All this applies to the dataclass documentation but not to a certain field.

Just to be sure: by "dataclass documentation", do you mean only the top level docstring on the dataclass? I was hoping this would be possible also for fields, i.e. class variables with a type annotation (not those explicitly defined with the field function.

I may have been a bit too quick to conclude that pydantic supports this. However, I did find a recent PR that seems to add this functionality.

In the past I generated automatic API docs with autodoc, which led me to believe it should be possible to extract this info quite easily. However, it seems this doesn't discriminate fields from other class members, which was okay for my use case but may be too limiting for a generic implementation.

I believe mkdocstrings also parses field docstrings, see https://github.com/mkdocstrings/python/issues/58

Fatal1ty commented 2 months ago

I wasn't aware of auto-generated docstrings. Can you clarify what you mean?

Sure, here it is:

from dataclasses import dataclass

@dataclass
class SimpleRadiationConfig:
    Q0: float = 100

print(SimpleRadiationConfig.__doc__)  # SimpleRadiationConfig(Q0: float = 100)

Just to be sure: by "dataclass documentation", do you mean only the top level docstring on the dataclass?

Yes, I mean the top level docstring because it's easy to get it from __doc__ attribute.

I may have been a bit too quick to conclude that pydantic supports this. However, I did find https://github.com/pydantic/pydantic/pull/6563 that seems to add this functionality.

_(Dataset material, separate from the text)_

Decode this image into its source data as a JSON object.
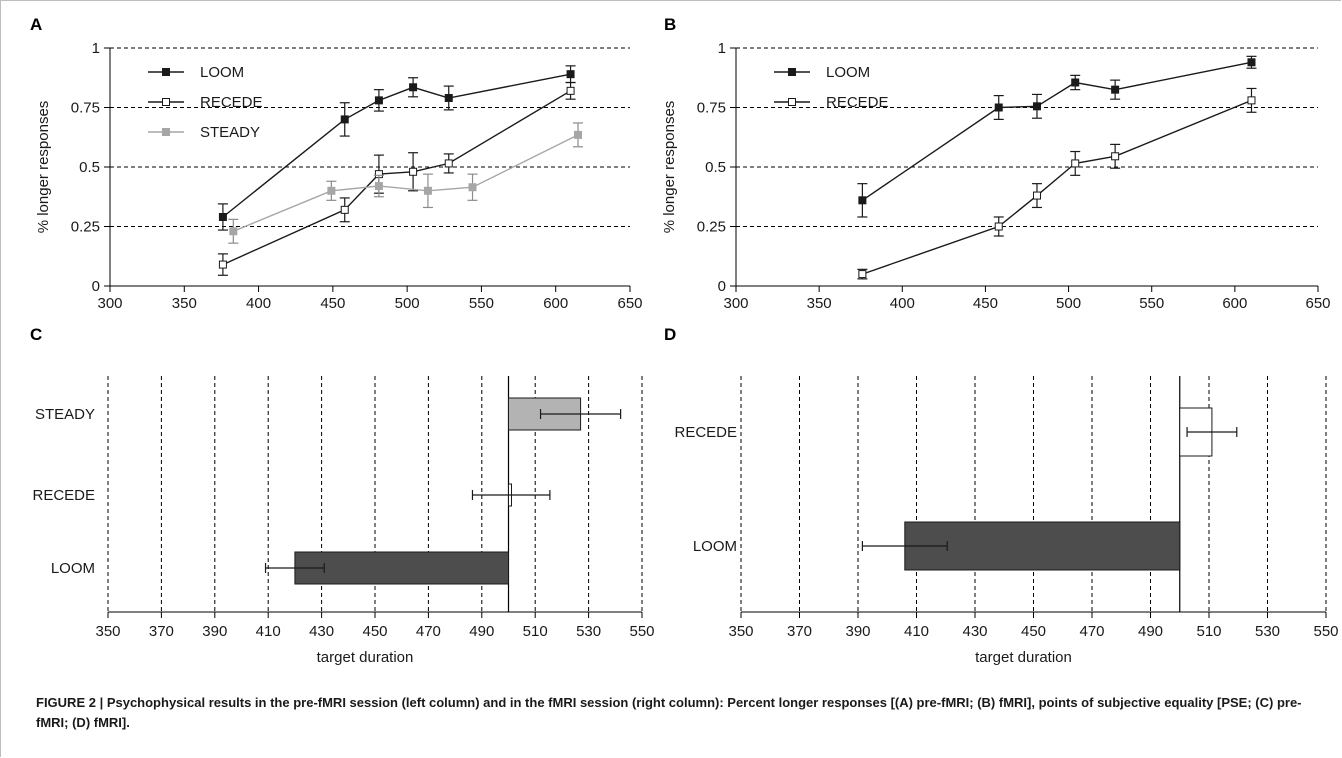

I see. They use ast module to parse the dataclass code. I'm not sure it's a good idea to invent a way to set field documentation in such non-standard ways that require parsing the code. I'm more inclined to use typing.Doc from PEP 727. It's not accepted so far but it's already included in typing-extensions.

from typing import Annotated, Doc

class User:
    name: Annotated[str, Doc("The user's name")]
    age: Annotated[int, Doc("The user's age")]

On the other hand, as you well noted, other tools use the comment after the field as documentation for it. It might make sense to come up with a way to connect plugins to JSON Schema generation, one of which would be to add documentation to comment-based fields.

mishamsk commented 1 month ago

just to chime in here - we use data classes for app configuration. Fields have docstrings that are then used to generate documentation and JSON schema. The latter drives a configuration UI (we are working on generating the UI automatically from the schema).

The usage of docstrings is convenient, because the text is shown in the IDE (developer-friendly), so there is no need to separately copy-paste the same or similar documentation string as the field metadata or annotation.

Yes, this means parsing the AST. In our case it is a build-time thing, so I am not at all concerned. If you'd add this to the JSON schema generator, we'll be able to use the built-in code instead of maintaining our own.

However, I can see a potential trap of mashumaro becoming bloated as undoubtedly more and more configuration will be needed to accommodate downstream usage.